Le débat a attiré l’attention d’élus américains. Focus Taiwan a rapporté que deux sénateurs américains avaient appelé les partis taïwanais à adopter rapidement le plan de défense de 1 250 milliards de NT$ proposé par le cabinet, en invoquant son importance pour la sécurité nationale .
Taiwan News a aussi rapporté que 34 sénateurs et représentants américains s’étaient inquiétés de la possibilité qu’une seule partie du budget soit approuvée, et avaient appelé à un financement suffisant pour répondre aux défis de sécurité actuels .
Lai Ching-te a développé un argument proche sur la crédibilité de Taïwan : selon Taiwan News, il a averti que l’île devait adopter le paquet de défense, faute de quoi elle risquait d’envoyer un mauvais signal à la communauté internationale .
Le compromis parlementaire n’est pas simplement le plan Lai en moins cher. C’est une formule plus étroite, centrée sur des achats d’armes américaines, représentant environ un tiers de la demande du gouvernement et assortie d’une échéance que le ministre de la Défense juge irréaliste .
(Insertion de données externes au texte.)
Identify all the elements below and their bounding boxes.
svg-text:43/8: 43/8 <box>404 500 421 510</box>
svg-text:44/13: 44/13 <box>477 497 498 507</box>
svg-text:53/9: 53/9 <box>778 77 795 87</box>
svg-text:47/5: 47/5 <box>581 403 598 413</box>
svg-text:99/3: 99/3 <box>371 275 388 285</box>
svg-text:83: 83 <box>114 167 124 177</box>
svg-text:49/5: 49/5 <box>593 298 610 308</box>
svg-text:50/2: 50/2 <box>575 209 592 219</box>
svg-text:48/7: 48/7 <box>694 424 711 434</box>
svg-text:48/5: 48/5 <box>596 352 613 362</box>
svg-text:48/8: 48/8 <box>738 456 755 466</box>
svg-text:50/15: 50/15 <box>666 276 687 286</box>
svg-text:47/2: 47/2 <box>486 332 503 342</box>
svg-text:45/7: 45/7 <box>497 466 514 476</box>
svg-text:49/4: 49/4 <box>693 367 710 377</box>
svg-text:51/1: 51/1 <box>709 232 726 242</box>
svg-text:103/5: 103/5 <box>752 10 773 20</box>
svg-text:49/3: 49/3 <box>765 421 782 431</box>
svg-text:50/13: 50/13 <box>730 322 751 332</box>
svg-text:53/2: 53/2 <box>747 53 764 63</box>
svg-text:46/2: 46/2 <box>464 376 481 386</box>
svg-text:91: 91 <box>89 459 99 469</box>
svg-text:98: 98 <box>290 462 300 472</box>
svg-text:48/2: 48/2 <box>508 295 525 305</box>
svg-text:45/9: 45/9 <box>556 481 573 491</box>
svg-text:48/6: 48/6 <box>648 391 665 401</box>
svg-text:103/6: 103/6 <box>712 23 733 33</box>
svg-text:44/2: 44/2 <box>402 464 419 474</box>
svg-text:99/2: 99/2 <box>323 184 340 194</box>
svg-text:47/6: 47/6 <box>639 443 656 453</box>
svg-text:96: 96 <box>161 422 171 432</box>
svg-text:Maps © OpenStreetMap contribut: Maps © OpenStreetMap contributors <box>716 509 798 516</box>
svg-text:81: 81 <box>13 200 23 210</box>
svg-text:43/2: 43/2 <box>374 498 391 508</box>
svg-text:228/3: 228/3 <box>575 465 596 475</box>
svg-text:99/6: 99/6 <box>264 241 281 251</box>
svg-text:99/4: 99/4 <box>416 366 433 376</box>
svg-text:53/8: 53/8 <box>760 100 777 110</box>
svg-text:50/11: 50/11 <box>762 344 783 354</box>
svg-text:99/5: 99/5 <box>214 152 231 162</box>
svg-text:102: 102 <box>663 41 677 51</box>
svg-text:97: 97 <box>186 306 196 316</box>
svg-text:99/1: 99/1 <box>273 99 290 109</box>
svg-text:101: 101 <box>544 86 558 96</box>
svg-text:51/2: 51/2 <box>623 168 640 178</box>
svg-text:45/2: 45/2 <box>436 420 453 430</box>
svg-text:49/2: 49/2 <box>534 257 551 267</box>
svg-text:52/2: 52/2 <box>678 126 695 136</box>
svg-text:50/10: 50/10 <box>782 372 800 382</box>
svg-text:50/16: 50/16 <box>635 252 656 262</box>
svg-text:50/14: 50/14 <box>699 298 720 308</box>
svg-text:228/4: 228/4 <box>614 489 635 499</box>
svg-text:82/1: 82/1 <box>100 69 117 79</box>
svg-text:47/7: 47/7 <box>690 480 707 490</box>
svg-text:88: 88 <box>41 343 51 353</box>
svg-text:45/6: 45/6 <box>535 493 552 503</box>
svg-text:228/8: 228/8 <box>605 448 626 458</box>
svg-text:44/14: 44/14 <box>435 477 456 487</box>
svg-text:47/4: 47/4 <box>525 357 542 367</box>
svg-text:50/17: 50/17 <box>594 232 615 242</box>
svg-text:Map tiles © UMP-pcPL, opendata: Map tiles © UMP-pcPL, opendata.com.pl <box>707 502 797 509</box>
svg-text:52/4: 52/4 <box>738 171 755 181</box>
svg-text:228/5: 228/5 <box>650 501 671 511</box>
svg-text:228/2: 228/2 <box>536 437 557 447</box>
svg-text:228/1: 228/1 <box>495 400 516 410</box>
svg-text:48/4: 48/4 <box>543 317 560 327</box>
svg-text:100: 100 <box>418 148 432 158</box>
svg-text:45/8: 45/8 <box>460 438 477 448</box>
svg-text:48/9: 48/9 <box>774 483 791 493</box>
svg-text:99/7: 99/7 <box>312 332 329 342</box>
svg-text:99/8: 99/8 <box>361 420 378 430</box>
Le plan initial de Lai, lui, était un budget spécial beaucoup plus vaste : 1 250 milliards de NT$ sur 2026-2033, destiné à soutenir un renforcement militaire plus large, avec notamment missiles, drones et défense aérienne T-Dome dans les éléments rapportés .
Le vrai clivage porte donc sur trois questions : combien dépenser, pour quels équipements, et quelle part de la stratégie de défense de long terme de Lai les parlementaires sont prêts à engager dès maintenant.